I think the quotation above was actually derived from a statement made
by the prominent historian Jacques Barzun in the introduction of a
volume that he edited which contained letters from Lord Byron.

Year: 1953
Title: The Selected Letters of Lord Byron
Author: George Gordon Byron (Lord Byron)
Editor: Jacques Barzun
Publisher: Farrar, Straus and Cudahy, New York (Apparently there is
another 1953 copyright edition from Grosset & Dunlap, New York)
Quote Page: xxxvii (GB and HathiTrust give this page number which is
probably in the introduction by Jacques Barzun)
Database: Google Books snippet data may be inaccurate; verification on
paper required

[Begin excerpt]
It is obvious that letter writing often gave Byron the opportunity to
be outrageous and gay in a degree that no civilized society allows. A
letter is in fact the only device for combining solitude and good
company. And for some obscure reason, letters are also the proper
medium for extravaganza.
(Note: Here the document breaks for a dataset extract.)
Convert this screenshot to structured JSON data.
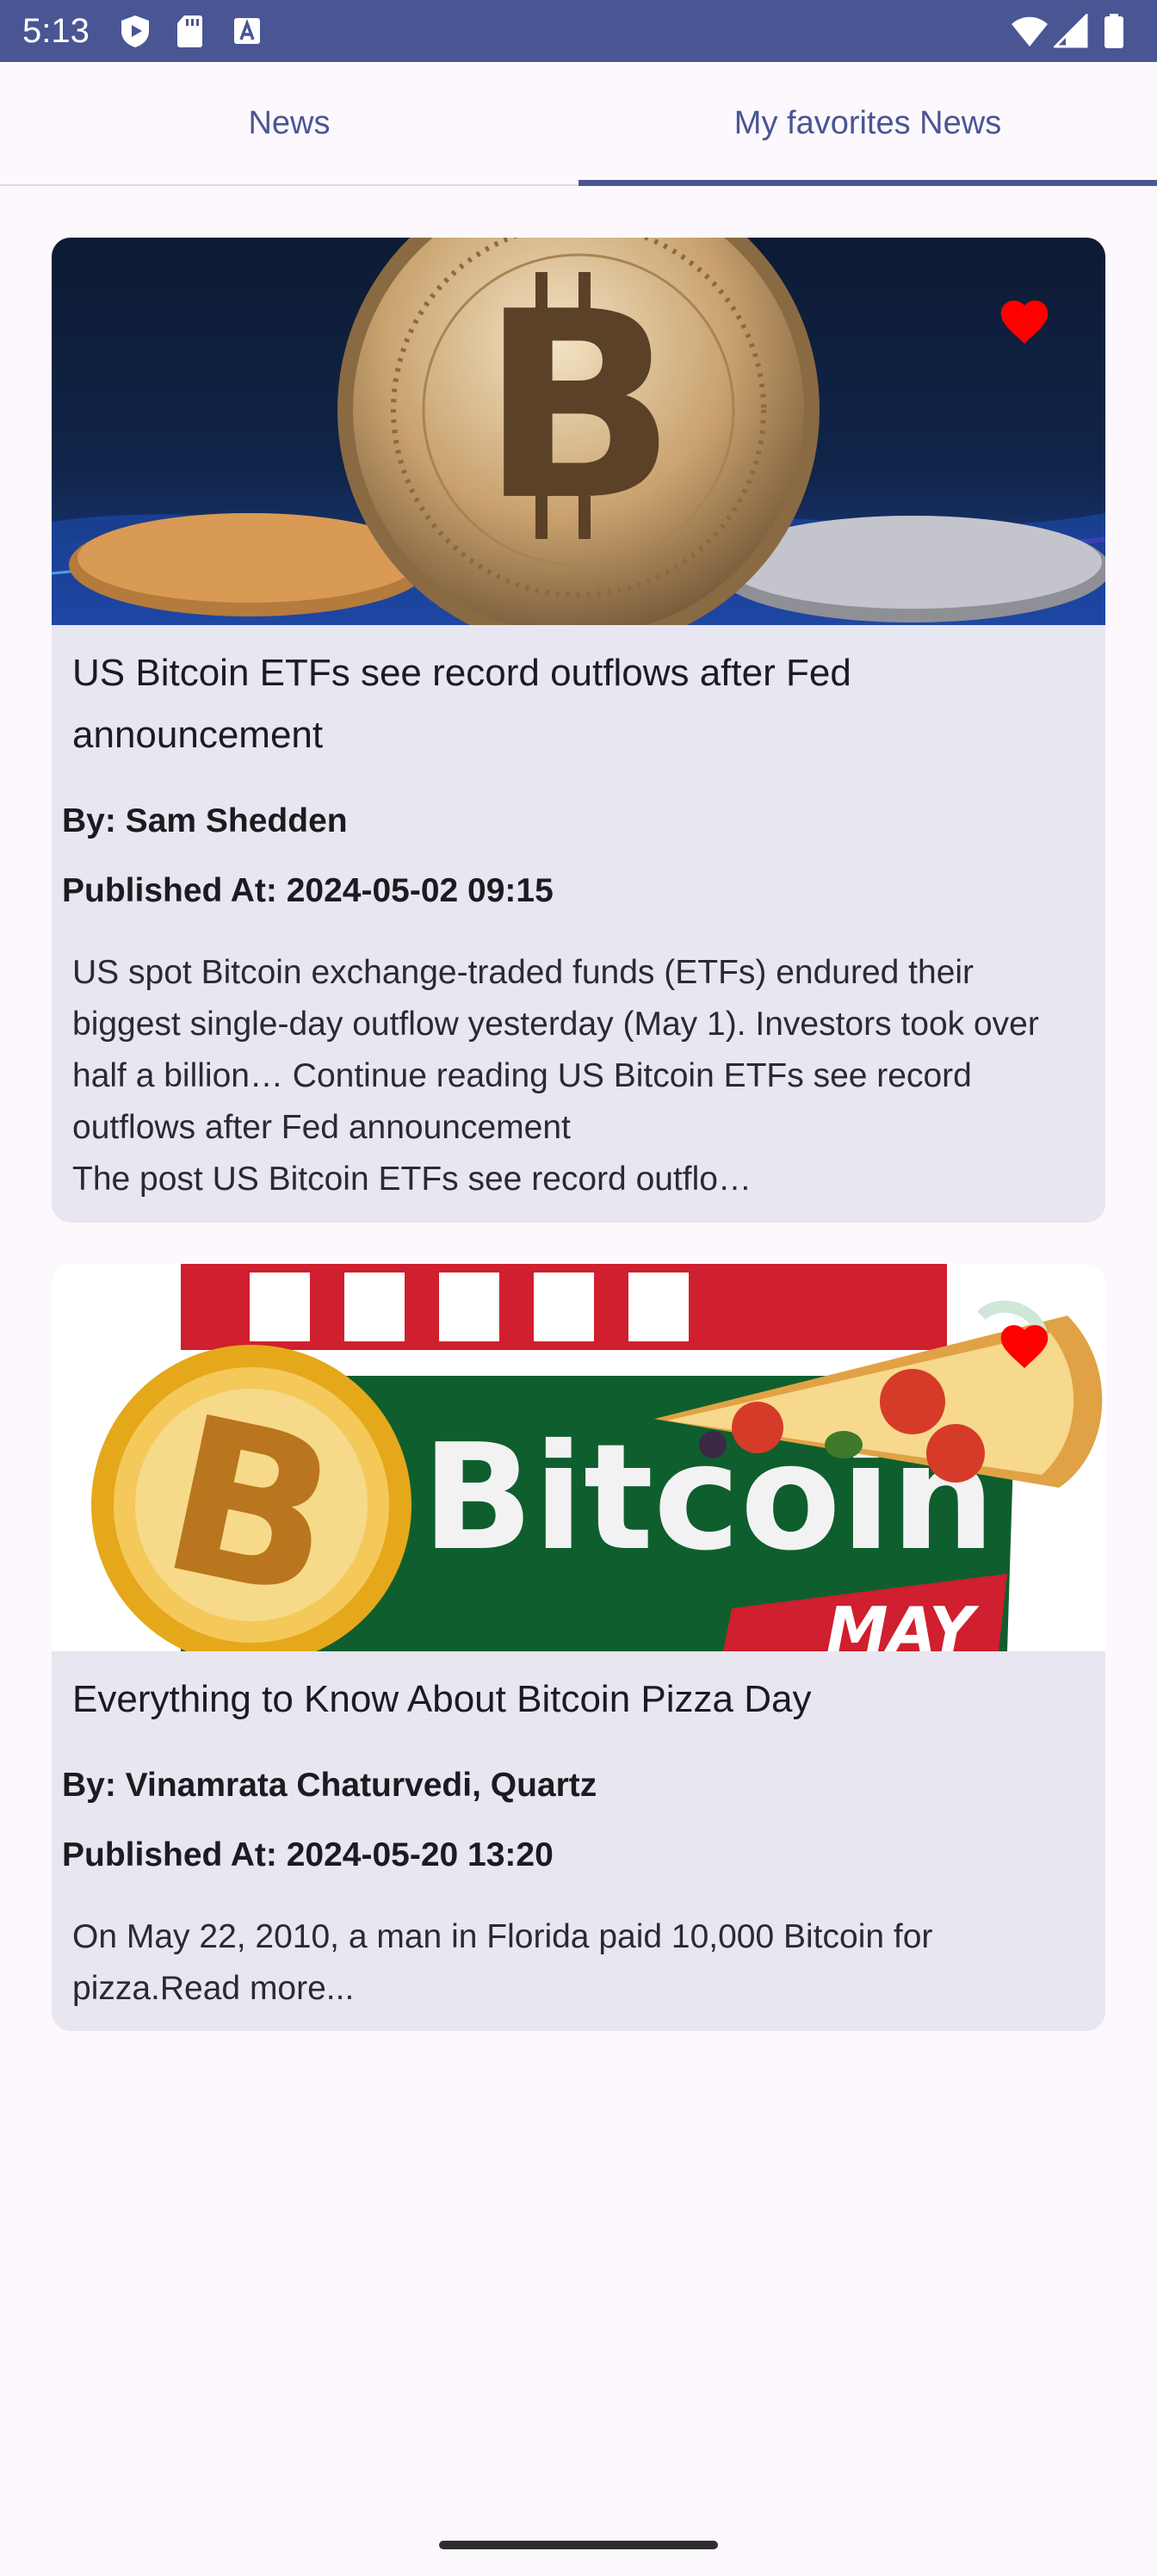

Byron, whom we know to have been remarkably
adaptable to his surroundings, ready to take the tone of those about
him, would be most himself in tête-à-tête with his note paper.
[End excerpt]

If your library has the volume above and you can scan a few pages
showing the metadata and the quotation that would be very helpful.
Please send me the PDF off-list.

Why was Barzun's remark reassigned to Lord Byron? I hypothesize that a
review of "The Selected Letters of Lord Byron" that was published in
"The Saturday Review" was the locus of the misattribution. The
statement by Barzun was reprinted in the review, and the presentation
was somewhat ambiguous. One or more readers decided that words were
written by Lord Byron.

[ref] 1953 October 3, The Saturday Review, Writers Notes: A Poet's
Letters by Robert Halsband, (Review of The Selected Letters of Lord
Byron edited by Jacques Barzun), Start Page 36, Quote Page 52,
Saturday Review Associates, New York. (Unz; verified with scans)[/ref]

[Begin excerpt]
The introduction, even if read after the letters (which is a test),
stands out for its clarity and wit. Especially judicious is his
distinction between the man Byron and the time-spirit Byronism; as a
biographer and as a cultural historian he does justice to both. His
epigrammatic style is no disadvantage: "A letter is in fact the only
device for combining solitude and good company."